Das war in den ersten Spielen nach der Winterpause unter Jan Siewert nicht mehr der Fall, obwohl er vorher anders gemacht hatte. Geht man als Spieler dann schon mal zum Trainer, um ihm zu sagen, dass es gerade taktisch nicht passt?
Ich habe Jan Siewert schon auch sehr geschätzt und glaube, er hatte einfach auch sehr viel Pech. Oft Pech ist zwar Unvermögen, aber in seinem Fall lief es wirklich sehr, sehr unglücklich. Er hat uns ganz oft gute Pläne an die Hand gegeben, und wir hatten sehr häufig die Möglichkeiten, ein Spiel zu ziehen, aber es sollte nicht sein. Und wenn dir das oft passiert, schwindet irgendwann der Glauben an dich selbst, deshalb will ich ihm gar keinen Vorwurf machen. Aber es hat dann nicht mehr geklappt.
Wenn man sich den aktuellen Kader anschaut, wirkt die Offensive so jung wie noch nie. Mit Nelson Weiper ist wieder dabei, Brajan Gruda, Armindo Sieb, Paul Nebel, sofern er nicht Linksverteidiger spielt, und Sie sind auch noch nicht alt. Wird das jetzt Sturm und Drang?
Wir haben in Karim Onisiwo und Jae-sung Lee auch zwei über 30-Jährige dabei. Aber ich glaube, dass die jungen Spieler sehr viel Dynamik mitbringen und sehr viel Bock haben, Gas zu geben. Da kann man eine hohe Aktivität und Intensität erwarten. Das sollte man an jedem Spieltag sehen.
Dass so viele Spieler aus dem eigenen Nachwuchs dabei sind, ist nicht gewöhnlich.
Das ist richtig cool, wer hier alles aus der eigenen Jugend kommt. Angefangen mit Robin Zentner und Stefan Bell zieht sich das durch alle Mannschaftsteile. Ich glaube, das ist erst mal eine super Sache für die Fans, weil sie genau wissen, dass wir uns mit dem identifizieren, was hier gemacht wird. Und unserem Spiel tut es ebenfalls gut, weil in Mainz von unten herauf geprägt wird, wie wir zu spielen haben, was die wichtigen Dinge im Mainzer Spiel sind.

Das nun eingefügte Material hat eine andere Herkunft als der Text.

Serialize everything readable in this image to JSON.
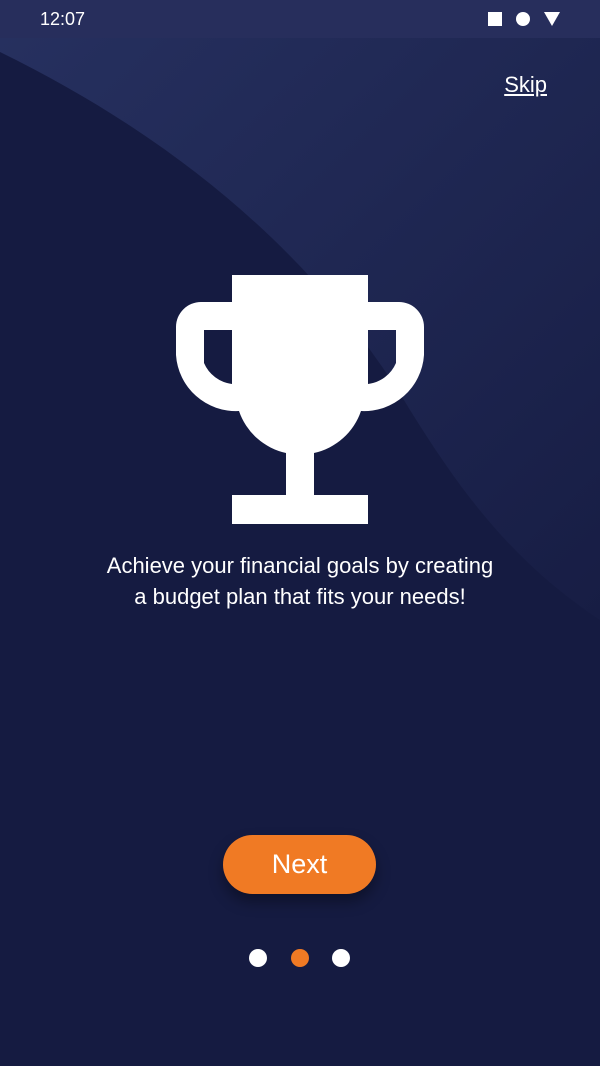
{
  "status_bar": {
    "time": "12:07",
    "icons": [
      "square-icon",
      "circle-icon",
      "triangle-icon"
    ]
  },
  "skip_label": "Skip",
  "illustration": {
    "icon": "trophy-icon"
  },
  "message": {
    "line1": "Achieve your financial goals by creating",
    "line2": "a budget plan that fits your needs!"
  },
  "next_label": "Next",
  "pagination": {
    "total": 3,
    "active_index": 1
  },
  "colors": {
    "background": "#151b41",
    "status_bar": "#272e5c",
    "curve_gradient_start": "#26305f",
    "curve_gradient_end": "#171d44",
    "accent": "#f07a24",
    "text": "#ffffff"
  }
}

Der Trainer hat Sie zum ersten stellvertretenden Kapitän gemacht. Was bedeutet Ihnen das?
Das bedeutet mir super viel, es ist genau das, was ich mir für diese Saison gewünscht habe. Ich will gerne noch stärker in die Verantwortung kommen, ich möchte noch mehr helfen und kommunizieren.
Was bedeutet das konkret, Silvan Widmers Vize und Mitglied des Mannschaftsrats zu sein?
Entscheidungen werden jetzt öfter mit mir besprochen. Vorher habe ich sie mitbekommen, war aber nicht nah dran. Damit verbunden ist, dass ich ein Ansprechpartner für die Spieler sein möchte, der helfen kann, wenn jemand ein Problem hat.
Dann wünsche ich sportlich und kommunikativ den größtmöglichen Erfolg.
Dankeschön.
Das Gespräch im Trainingslager des FSV Mainz 05 führte Peter H. Eisenhuth.